When the Curiosity rover successfully landed on mars, the engineers at JPL became technology's new rock stars.
It was an amazing accomplishment, and all the people on the Mars Science Laboratory team at JPL deserve accolades.
From my perspective, as a long-time observer of the engineering software industry, I imputed a lot of their success to a combination of smart people, good tools, and strong processes.
Yet, something has been bothering me about Curiosity. In a word: Teflon.
A month or so before Curiosity landed, there were articles in a number of publications about a small problem with dirt samples potentially becoming contaminated with polytetrafluoroethylene (Teflon) from the seals on the rover's drill.
According to an article at the Christian Science Monitor, NASA discovered the problem shortly before the November 26, 2011 launch of the Rover. The problem hit the media about June 12 this year--about six months after it was discovered. I'm guessing that the announcement of the problem was timed to avoid overshadowing the excitement of Curiosity's landing.
It's not the problem that bothers me. It's the question of how NASA missed the problem, until it was too late to do anything about it.
Two things that NASA does really well really well are simulation, and verification and validation (checking that a system meets its requirements and specifications, and that it fulfills its intended purpose.)
Could it be that NASA tripped up on simulation, or verification and validation?
That was my initial guess. But, last week, I had a chance to talk to Doug McCuistion, NASA's Director of the Mars Exploration Program, and ask him about the Teflon problem.
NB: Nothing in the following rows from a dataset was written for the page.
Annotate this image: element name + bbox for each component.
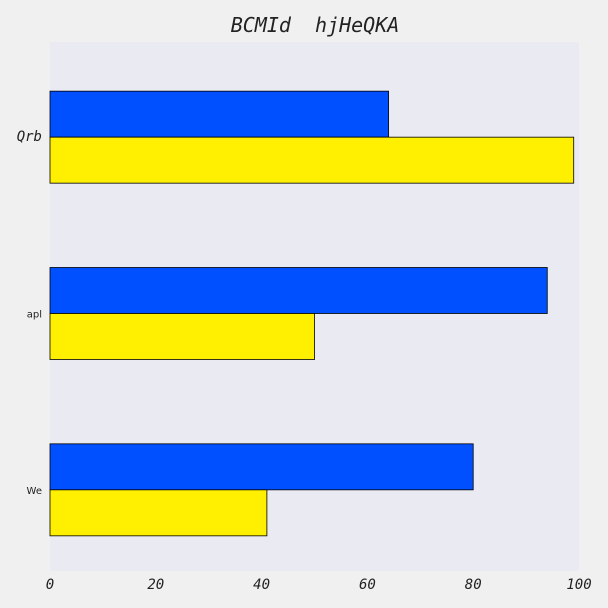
y-tick-label-apl: apl [27, 310, 42, 321]
bar-apl-series-1 [49, 313, 315, 360]
bar-apl-series-2 [49, 267, 548, 314]
x-tick-label-80: 80 [465, 577, 482, 593]
bar-qrb-series-1 [49, 136, 575, 184]
x-axis-ticks: 0 20 40 60 80 100 [46, 577, 592, 593]
x-tick-label-60: 60 [359, 577, 376, 593]
bar-qrb-series-2 [49, 90, 389, 138]
x-tick-label-40: 40 [253, 577, 270, 593]
x-tick-label-0: 0 [46, 577, 54, 593]
bars-layer [49, 90, 575, 537]
x-tick-label-20: 20 [147, 577, 164, 593]
bar-we-series-1 [49, 489, 268, 537]
y-tick-label-qrb: Qrb [17, 129, 42, 145]
chart-title: BCMId hjHeQKA [231, 13, 400, 37]
x-tick-label-100: 100 [566, 577, 591, 593]
bar-we-series-2 [49, 443, 474, 491]
y-axis-ticks: We apl Qrb [17, 129, 42, 497]
y-tick-label-we: We [27, 486, 42, 497]
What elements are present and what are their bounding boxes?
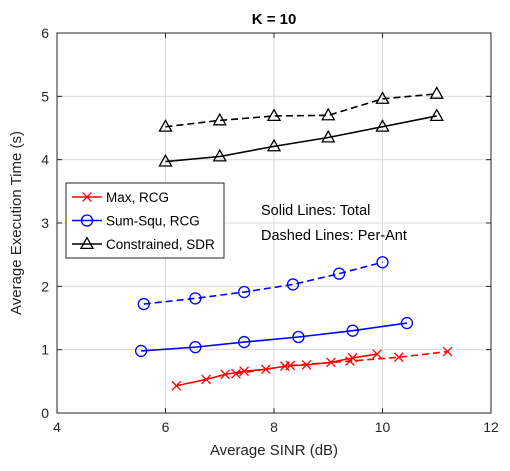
series-solid-4	[158, 108, 444, 167]
data-point	[429, 108, 444, 122]
x-axis-label: Average SINR (dB)	[210, 442, 338, 459]
data-point	[158, 119, 173, 132]
x-tick-label: 6	[162, 419, 170, 435]
x-tick-label: 8	[270, 419, 278, 435]
legend-marker	[80, 214, 94, 227]
data-point	[134, 344, 148, 358]
data-point	[393, 352, 404, 363]
data-point	[261, 364, 271, 375]
y-tick-label: 0	[41, 405, 49, 421]
series-dashed-5	[158, 86, 444, 132]
y-axis-label: Average Execution Time (s)	[8, 131, 25, 315]
data-point	[372, 349, 382, 359]
legend-label: Sum-Squ, RCG	[106, 214, 200, 229]
legend-entry: Sum-Squ, RCG	[72, 214, 200, 229]
legend-label: Constrained, SDR	[106, 237, 215, 252]
series-dashed-1	[231, 346, 453, 379]
data-point	[220, 369, 231, 380]
data-point	[346, 324, 359, 337]
data-point	[158, 153, 173, 167]
y-tick-label: 3	[41, 215, 49, 231]
data-point	[326, 357, 336, 368]
data-point	[189, 292, 202, 305]
data-point	[231, 368, 241, 379]
y-tick-label: 6	[41, 25, 49, 41]
series-line	[165, 115, 437, 163]
data-point	[332, 267, 346, 280]
series-line	[141, 322, 408, 352]
series-dashed-3	[137, 256, 389, 311]
data-point	[189, 340, 202, 354]
data-point	[321, 107, 336, 121]
data-point	[321, 129, 336, 143]
x-tick-label: 4	[53, 419, 61, 435]
data-point	[292, 330, 305, 344]
y-tick-label: 5	[41, 88, 49, 104]
chart-title: K = 10	[252, 11, 297, 28]
legend-marker	[82, 192, 92, 202]
series-solid-2	[134, 316, 414, 358]
data-point	[137, 297, 150, 311]
series-line	[165, 93, 437, 128]
data-point	[442, 346, 453, 357]
legend-entry: Constrained, SDR	[72, 236, 215, 252]
legend-marker	[79, 236, 95, 250]
data-point	[212, 112, 227, 126]
series-solid-0	[171, 349, 382, 391]
data-point	[171, 380, 182, 391]
data-point	[266, 108, 282, 122]
x-tick-label: 12	[483, 419, 499, 435]
data-point	[376, 256, 389, 269]
data-point	[345, 356, 355, 366]
data-point	[285, 360, 296, 371]
legend-entry: Max, RCG	[72, 190, 169, 205]
data-point	[201, 374, 212, 385]
y-tick-label: 4	[41, 152, 49, 168]
data-point	[212, 148, 227, 162]
legend-label: Max, RCG	[106, 190, 169, 205]
y-tick-label: 2	[41, 278, 49, 294]
series-layer	[134, 86, 453, 391]
data-point	[375, 119, 390, 132]
data-point	[238, 285, 251, 299]
annotation-solid-lines: Solid Lines: Total	[261, 203, 370, 219]
series-line	[143, 261, 383, 305]
data-point	[429, 86, 444, 99]
data-point	[400, 316, 414, 330]
data-point	[239, 366, 250, 377]
x-tick-label: 10	[375, 419, 391, 435]
annotation-dashed-lines: Dashed Lines: Per-Ant	[261, 228, 407, 244]
data-point	[266, 138, 282, 152]
annotations: Solid Lines: Total Dashed Lines: Per-Ant	[261, 203, 407, 244]
data-point	[286, 278, 300, 291]
data-point	[375, 91, 390, 104]
y-tick-label: 1	[41, 342, 49, 358]
legend: Max, RCG Sum-Squ, RCG Constrained, SDR	[65, 182, 225, 259]
data-point	[238, 335, 251, 349]
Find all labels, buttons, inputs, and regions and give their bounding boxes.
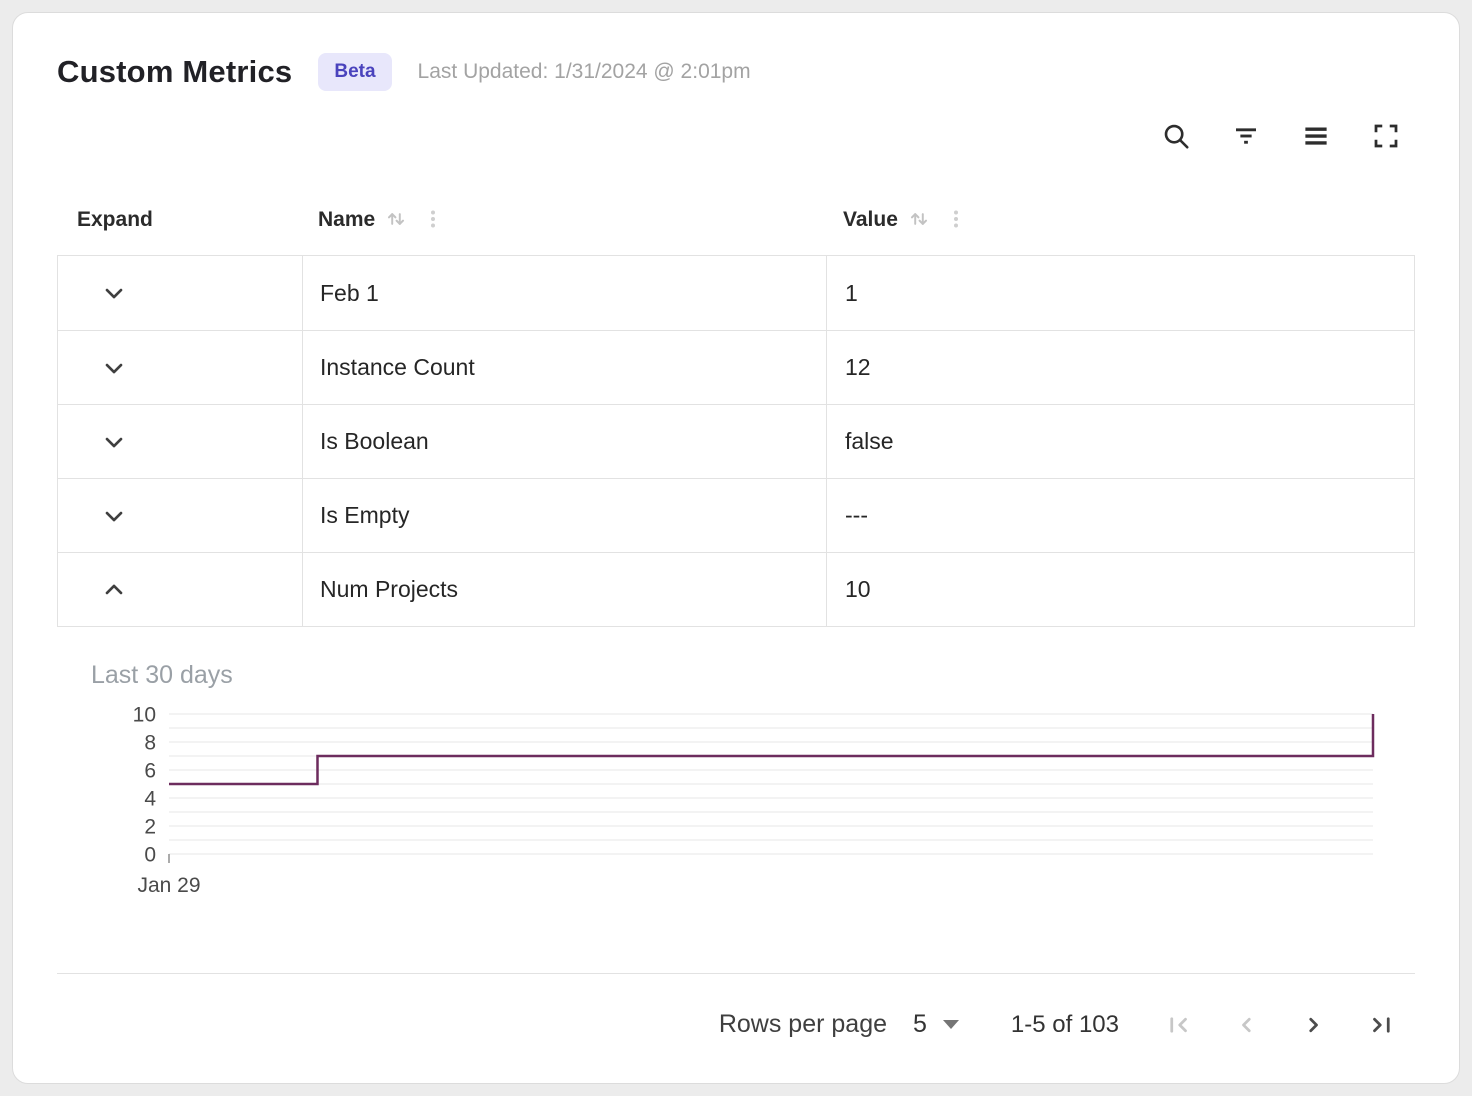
expand-cell: [58, 553, 302, 626]
filter-button[interactable]: [1229, 119, 1263, 153]
table-header-row: Expand Name: [57, 185, 1415, 255]
previous-page-button[interactable]: [1231, 1009, 1263, 1041]
expand-row-button[interactable]: [92, 346, 136, 390]
sort-icon: [383, 206, 409, 235]
metrics-table: Expand Name: [57, 185, 1415, 627]
svg-text:8: 8: [144, 732, 156, 755]
metric-value: 1: [845, 279, 858, 306]
metric-name: Feb 1: [320, 279, 379, 306]
fullscreen-button[interactable]: [1369, 119, 1403, 153]
value-cell: false: [826, 405, 1414, 478]
column-header-value[interactable]: Value: [825, 206, 1415, 235]
metric-history-chart: 0 2 4 6 8 10 Jan 29: [57, 704, 1415, 909]
name-cell: Feb 1: [302, 256, 826, 330]
name-cell: Is Boolean: [302, 405, 826, 478]
search-icon: [1159, 121, 1193, 151]
density-button[interactable]: [1299, 119, 1333, 153]
column-header-name[interactable]: Name: [301, 206, 825, 235]
pagination-nav: [1163, 1009, 1399, 1041]
table-body: Feb 1 1 Instance Count 12: [57, 255, 1415, 627]
value-cell: 10: [826, 553, 1414, 626]
expand-cell: [58, 256, 302, 330]
metric-value: 12: [845, 354, 871, 380]
svg-text:2: 2: [144, 816, 156, 839]
name-cell: Instance Count: [302, 331, 826, 404]
metric-name: Is Boolean: [320, 428, 429, 454]
column-label: Expand: [77, 208, 153, 231]
table-row: Is Empty ---: [58, 478, 1414, 552]
metric-name: Instance Count: [320, 354, 475, 380]
pagination-footer: Rows per page 5 1-5 of 103: [57, 973, 1415, 1083]
chevron-down-icon: [105, 288, 123, 299]
metric-value: ---: [845, 502, 868, 528]
last-page-icon: [1367, 1010, 1399, 1040]
sort-name-button[interactable]: [383, 206, 409, 235]
chevron-down-icon: [105, 511, 123, 521]
table-row: Is Boolean false: [58, 404, 1414, 478]
page-title: Custom Metrics: [57, 54, 293, 89]
first-page-icon: [1163, 1010, 1195, 1040]
expand-cell: [58, 405, 302, 478]
last-page-button[interactable]: [1367, 1009, 1399, 1041]
table-toolbar: [13, 119, 1403, 155]
value-cell: ---: [826, 479, 1414, 552]
density-icon: [1299, 121, 1333, 151]
next-page-icon: [1299, 1010, 1331, 1040]
metric-value: false: [845, 428, 894, 454]
name-cell: Is Empty: [302, 479, 826, 552]
fullscreen-icon: [1369, 121, 1403, 151]
chevron-down-icon: [105, 363, 123, 373]
sort-icon: [906, 206, 932, 235]
line-chart: 0 2 4 6 8 10 Jan 29: [133, 704, 1375, 897]
column-label: Value: [843, 208, 898, 231]
filter-icon: [1229, 121, 1263, 151]
expand-row-button[interactable]: [92, 568, 136, 612]
svg-text:0: 0: [144, 844, 156, 867]
chart-caption: Last 30 days: [91, 661, 233, 689]
svg-text:6: 6: [144, 760, 156, 783]
column-header-expand: Expand: [57, 208, 301, 232]
search-button[interactable]: [1159, 119, 1193, 153]
previous-page-icon: [1231, 1010, 1263, 1040]
beta-badge: Beta: [318, 53, 392, 91]
sort-value-button[interactable]: [906, 206, 932, 235]
rows-per-page-label: Rows per page: [718, 1010, 887, 1038]
expand-row-button[interactable]: [92, 420, 136, 464]
value-cell: 1: [826, 256, 1414, 330]
chevron-down-icon: [105, 437, 123, 447]
svg-text:Jan 29: Jan 29: [137, 874, 200, 897]
column-label: Name: [318, 208, 376, 231]
name-column-menu-button[interactable]: [421, 207, 445, 234]
metric-name: Is Empty: [320, 502, 410, 528]
next-page-button[interactable]: [1299, 1009, 1331, 1041]
value-cell: 12: [826, 331, 1414, 404]
table-row: Num Projects 10: [58, 552, 1414, 626]
expand-cell: [58, 331, 302, 404]
kebab-icon: [944, 207, 968, 234]
svg-text:10: 10: [133, 704, 156, 727]
chevron-up-icon: [105, 584, 123, 594]
name-cell: Num Projects: [302, 553, 826, 626]
rows-per-page-value: 5: [913, 1010, 927, 1038]
chevron-down-icon: [942, 1020, 959, 1029]
value-column-menu-button[interactable]: [944, 207, 968, 234]
expand-cell: [58, 479, 302, 552]
last-updated-text: Last Updated: 1/31/2024 @ 2:01pm: [417, 60, 751, 83]
expand-row-button[interactable]: [92, 494, 136, 538]
panel-header: Custom Metrics Beta Last Updated: 1/31/2…: [13, 13, 1459, 91]
metric-value: 10: [845, 576, 871, 602]
custom-metrics-panel: Custom Metrics Beta Last Updated: 1/31/2…: [12, 12, 1460, 1084]
table-row: Feb 1 1: [58, 256, 1414, 330]
kebab-icon: [421, 207, 445, 234]
expand-row-button[interactable]: [92, 271, 136, 315]
rows-per-page-select[interactable]: 5: [913, 1010, 959, 1039]
svg-text:4: 4: [144, 788, 156, 811]
metric-name: Num Projects: [320, 576, 459, 602]
pagination-range: 1-5 of 103: [1010, 1010, 1119, 1038]
expanded-row-detail: Last 30 days 0 2 4 6 8 10 Jan 29: [57, 661, 1415, 909]
table-row: Instance Count 12: [58, 330, 1414, 404]
first-page-button[interactable]: [1163, 1009, 1195, 1041]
McCuistion pointed out the major factor that that contributed to the late discovery of the problem: in the lead-up to launching the Mars Science Laboratory project, the drill was redesigned a couple of times, based on what was learned from the earlier Mars Spirit rover. It was in life testing of the final design that the potential for Teflon wear was first discovered. And, since the redesigns pushed back life testing, the problem wasn't discovered until it was too late to fix it before launch.
NASA, of course, could have delayed the launch of the Mars Science Laboratory, in order to address the problem. The only problem with doing so is that the Earth and Mars are only aligned properly for such a mission once every 26 months. A delay would have cost about $700 million.
What NASA was able to do, prior to the launch, was analyze the problem, to see if it was significant. Teflon, after all, is an organic compound, and its presence could distort soil analyses. In short, NASA scientists determined that they could “read through” any contamination. The problem was manageable; no need to delay a mission that already cost $2.5 billion.
According to McCuistion, when a program's budget, schedule, and function are all fixed, the only variable is risk. NASA happens to understand risk quite well, and actively manages it.
While simulation may be critical to achieving function, it also serves to “buy down” risk. In the case of Curiosity, simulation worked great for getting the rover onto the surface of Mars, and making it capable of meeting its functional requirements. Where it didn't work perfectly was in predicting wear. It took life-testing to do that.